Although previously-reduced full year sales growth guidance was reiterated at 15%, margin pressure linked to discounting was reported.
Hitting the 15% target will also require a material improvement in trading in the second half given sales only increased by 11% in constant currency terms in the first half.
The company also reported capacity problems in the US which resulted in a short-term hit from delayed shipments and a backlog of orders amid strong demand. While frustrating, this does at least hint at some promise for its North American operation.
Edison Investment Research analyst Paul Hickman says: ‘ASOS’s first half trading statement isn’t as reassuring as might have been hoped following its shock downgrade in December.’
On 18 March retailer JD Sports Fashion (JD.) announced the £90.1m takeover of its troubled rival Footasylum (FOOT:AIM). JD had previously increased its stake in the company to 18.7% in February but at the time ruled out making a bid.

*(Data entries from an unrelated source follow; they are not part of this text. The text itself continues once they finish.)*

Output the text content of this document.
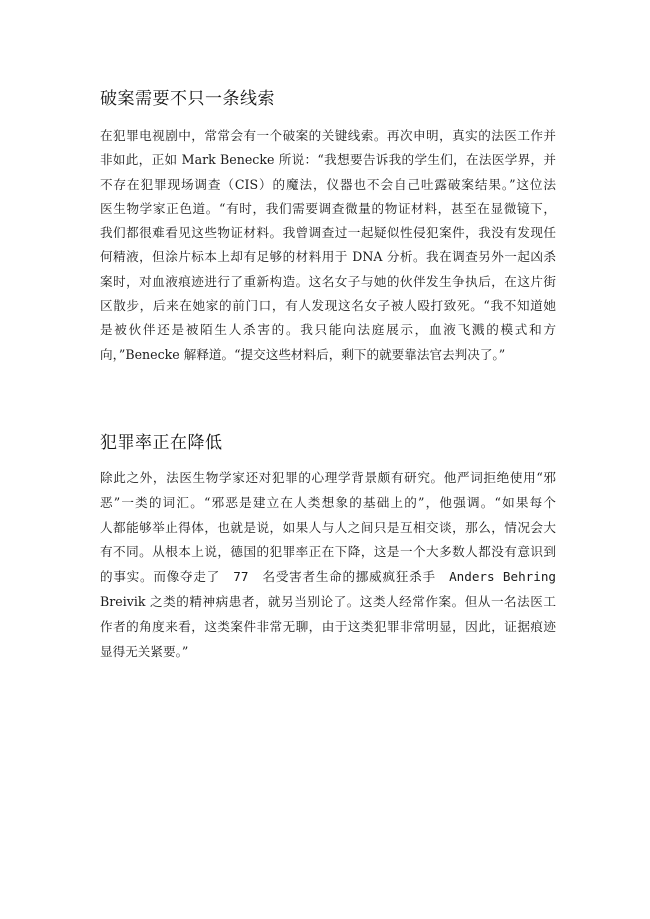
破案需要不只一条线索
在犯罪电视剧中，常常会有一个破案的关键线索。再次申明，真实的法医工作并
非如此，正如 Mark Benecke 所说：“我想要告诉我的学生们，在法医学界，并
不存在犯罪现场调查（CIS）的魔法，仪器也不会自己吐露破案结果。”这位法
医生物学家正色道。“有时，我们需要调查微量的物证材料，甚至在显微镜下，
我们都很难看见这些物证材料。我曾调查过一起疑似性侵犯案件，我没有发现任
何精液，但涂片标本上却有足够的材料用于 DNA 分析。我在调查另外一起凶杀
案时，对血液痕迹进行了重新构造。这名女子与她的伙伴发生争执后，在这片街
区散步，后来在她家的前门口，有人发现这名女子被人殴打致死。“我不知道她
是被伙伴还是被陌生人杀害的。我只能向法庭展示，血液飞溅的模式和方
向，”Benecke 解释道。“提交这些材料后，剩下的就要靠法官去判决了。”
犯罪率正在降低
除此之外，法医生物学家还对犯罪的心理学背景颇有研究。他严词拒绝使用“邪
恶”一类的词汇。“邪恶是建立在人类想象的基础上的”，他强调。“如果每个
人都能够举止得体，也就是说，如果人与人之间只是互相交谈，那么，情况会大
有不同。从根本上说，德国的犯罪率正在下降，这是一个大多数人都没有意识到
的事实。而像夺走了　77　名受害者生命的挪威疯狂杀手　Anders Behring
Breivik 之类的精神病患者，就另当别论了。这类人经常作案。但从一名法医工
作者的角度来看，这类案件非常无聊，由于这类犯罪非常明显，因此，证据痕迹
显得无关紧要。”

The 82.5p per share offer looks quite generous in the context of Footasylum’s previous market closing price of 46.5p but is only around half the 164p price at which it joined the stock market in October 2017.
On 15 March Wagamama-owner Restaurant Group (RTN) saw its shares marked sharply higher to nearly 140p as it reported full year results.
The market reaction was surprising given the group flagged a decline in profit, cash flow and like-for-like sales but investors focused on a recent improvement in performance. Like-for-like sales were up 2.8% in the 10 weeks to 10 March 2019.
Wagamama’s sales increased by 9.1% in the 12 weeks to 3 February. And the company has also outlined plans to potentially cut the number of Frankie & Benny’s sites by a third, and flagged good growth from its travel outlet sites and pubs.
Elsewhere, on 14 March diversified global property play Savills (SVS) saw its shares experience selling pressure as 2018 numbers were accompanied by a downbeat outlook.
Despite a ‘solid start’, the company expects to see transactions fall in 2019 as global economic and political uncertainties hit demand.